A l'inverse, l'ARN messager ne nécessite pas de produire des antigènes (la substance étrangère à l'organisme qui déclenche la réponse immunitaire) dans des millions d'oeufs, puisque c'est la cellule humaine qui va produire, elle-même, les protéines du virus.

« Si l'Organisation mondiale de la santé (qui indique les souches à utiliser, NDLR) avertit qu'il y a un changement des souches prévalentes, on pourra changer beaucoup plus vite avec l'ARN qu'avec la technologie existante », souligne Jean-Jacques Le Fur, analyste chez Bryan, Garnier & Co. Avec à la clef, une efficacité accrue qui pourrait atteindre 95%.

Beaucoup de chercheurs sont donc en piste. Norbert Pardi, spécialiste des vaccins à l'université de Pennsylvanie, s'est notamment penché sur la question en formulant, grâce à l'ARN messager, plusieurs antigènes dans un seul vaccin, qu'il a testé sur des souris.

« Ces vaccins multivalents vont probablement provoquer une réponse immunitaire globalement supérieure » aux vaccins actuels contre la grippe, a-t-il récemment anticipé auprès de l'AFP.

Cette technologie présente néanmoins des inconvénients, dont des conditions de conservation à très basse température.

« Il va falloir arriver à des vaccins thermostables, conservables en frigo de 2 à 8 degrés, en seringue. Il y a beaucoup de choses à faire pour arriver à convertir l'ARN messager à la grippe », expliquait récemment Thomas Triomphe, le vice-président de la branche vaccins de Sanofi.

Sans oublier la « question de l'acceptabilité : est-ce que d'ici à ce que ces vaccins arrivent, la population sera rassurée sur cette technologie ou aura-t-elle toujours des réticences? », interroge Jean-Jacques Le Fur.

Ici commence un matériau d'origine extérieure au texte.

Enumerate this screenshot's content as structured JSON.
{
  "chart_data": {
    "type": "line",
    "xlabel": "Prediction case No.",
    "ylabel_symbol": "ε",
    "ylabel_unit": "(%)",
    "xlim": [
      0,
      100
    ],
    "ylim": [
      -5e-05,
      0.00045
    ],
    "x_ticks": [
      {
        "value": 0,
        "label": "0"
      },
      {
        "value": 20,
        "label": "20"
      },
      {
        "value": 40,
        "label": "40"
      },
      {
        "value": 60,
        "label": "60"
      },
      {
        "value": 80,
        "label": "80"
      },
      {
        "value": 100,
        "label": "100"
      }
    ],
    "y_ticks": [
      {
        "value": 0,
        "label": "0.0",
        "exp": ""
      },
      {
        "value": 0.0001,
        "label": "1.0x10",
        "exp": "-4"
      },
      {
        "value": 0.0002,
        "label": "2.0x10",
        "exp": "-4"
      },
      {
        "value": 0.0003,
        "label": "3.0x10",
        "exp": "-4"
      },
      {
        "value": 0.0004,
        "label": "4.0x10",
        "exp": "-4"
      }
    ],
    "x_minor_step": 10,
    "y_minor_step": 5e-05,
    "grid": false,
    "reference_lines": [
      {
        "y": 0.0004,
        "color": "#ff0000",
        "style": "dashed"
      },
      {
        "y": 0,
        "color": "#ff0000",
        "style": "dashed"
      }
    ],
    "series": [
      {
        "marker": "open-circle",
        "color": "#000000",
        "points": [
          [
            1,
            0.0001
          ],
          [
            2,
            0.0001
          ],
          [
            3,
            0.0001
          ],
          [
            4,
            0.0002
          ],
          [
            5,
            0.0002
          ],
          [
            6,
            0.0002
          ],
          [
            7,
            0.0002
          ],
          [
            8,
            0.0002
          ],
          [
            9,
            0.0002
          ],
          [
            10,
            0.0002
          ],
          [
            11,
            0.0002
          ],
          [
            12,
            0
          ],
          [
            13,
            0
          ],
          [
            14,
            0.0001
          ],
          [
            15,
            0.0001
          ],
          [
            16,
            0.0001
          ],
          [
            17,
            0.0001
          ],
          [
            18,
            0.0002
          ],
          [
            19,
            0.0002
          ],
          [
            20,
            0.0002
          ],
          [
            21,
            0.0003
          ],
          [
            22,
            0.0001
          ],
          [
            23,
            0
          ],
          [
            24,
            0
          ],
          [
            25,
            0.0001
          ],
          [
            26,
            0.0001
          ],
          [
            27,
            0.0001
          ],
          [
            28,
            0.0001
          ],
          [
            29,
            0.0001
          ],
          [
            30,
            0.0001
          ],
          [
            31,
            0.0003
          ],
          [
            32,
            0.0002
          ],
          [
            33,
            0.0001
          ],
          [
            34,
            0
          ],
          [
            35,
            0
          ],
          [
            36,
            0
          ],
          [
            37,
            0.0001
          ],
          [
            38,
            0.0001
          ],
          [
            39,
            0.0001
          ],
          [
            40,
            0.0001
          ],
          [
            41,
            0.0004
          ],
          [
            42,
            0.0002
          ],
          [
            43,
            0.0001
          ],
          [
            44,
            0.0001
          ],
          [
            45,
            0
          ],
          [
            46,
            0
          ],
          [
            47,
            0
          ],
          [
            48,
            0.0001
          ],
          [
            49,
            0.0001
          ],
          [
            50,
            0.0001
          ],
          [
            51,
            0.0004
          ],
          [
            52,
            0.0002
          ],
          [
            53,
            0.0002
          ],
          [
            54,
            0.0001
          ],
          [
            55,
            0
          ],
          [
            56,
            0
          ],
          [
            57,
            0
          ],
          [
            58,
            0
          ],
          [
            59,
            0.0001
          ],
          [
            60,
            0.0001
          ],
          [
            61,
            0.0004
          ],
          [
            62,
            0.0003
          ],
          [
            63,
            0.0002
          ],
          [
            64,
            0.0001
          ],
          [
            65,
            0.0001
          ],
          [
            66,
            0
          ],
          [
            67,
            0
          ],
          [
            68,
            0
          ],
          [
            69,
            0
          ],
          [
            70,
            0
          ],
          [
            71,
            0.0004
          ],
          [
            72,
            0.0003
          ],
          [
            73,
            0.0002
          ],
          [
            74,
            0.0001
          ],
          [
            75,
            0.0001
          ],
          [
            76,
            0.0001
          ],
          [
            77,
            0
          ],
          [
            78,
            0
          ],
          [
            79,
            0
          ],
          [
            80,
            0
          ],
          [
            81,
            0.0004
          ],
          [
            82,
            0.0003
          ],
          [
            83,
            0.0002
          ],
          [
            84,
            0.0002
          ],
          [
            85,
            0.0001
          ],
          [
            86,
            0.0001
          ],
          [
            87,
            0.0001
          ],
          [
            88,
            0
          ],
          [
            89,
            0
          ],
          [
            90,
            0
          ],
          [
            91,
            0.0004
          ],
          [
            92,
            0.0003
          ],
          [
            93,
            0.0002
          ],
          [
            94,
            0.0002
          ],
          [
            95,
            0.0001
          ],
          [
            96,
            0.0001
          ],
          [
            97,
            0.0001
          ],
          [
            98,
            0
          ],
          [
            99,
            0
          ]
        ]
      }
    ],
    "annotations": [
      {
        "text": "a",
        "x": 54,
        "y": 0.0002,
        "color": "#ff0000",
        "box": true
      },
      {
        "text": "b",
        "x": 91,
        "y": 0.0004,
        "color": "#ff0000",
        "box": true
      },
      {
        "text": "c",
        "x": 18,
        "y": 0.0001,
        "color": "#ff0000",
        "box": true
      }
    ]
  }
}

Pas de quoi décourager les appétits toutefois. « Sanofi a compris qu'il ne peut ignorer cette technologie. Les vaccins contre la grippe représentent 2,5 milliards d’euros de ventes pour eux chaque année », ajoute-t-il.

« C'est un marché très attractif pour les gros laboratoires. Hormis Moderna qui est nouvelle dans ce secteur, les autres, comme Sanofi, AstraZeneca ou GSK, sont très bien implantés sur la grippe », remarque Jamila El Bougrini, spécialiste des biotechs chez l'analyste boursier Invest Securities.

« Cela a représenté 5 milliards de dollars de ventes en 2020. En 2021, 6,5 milliards, voire 7 milliards de dollars sont attendus », analyse-t-elle, avec une croissance annuelle de 7 à 8% escomptée pour la période 2020-2026.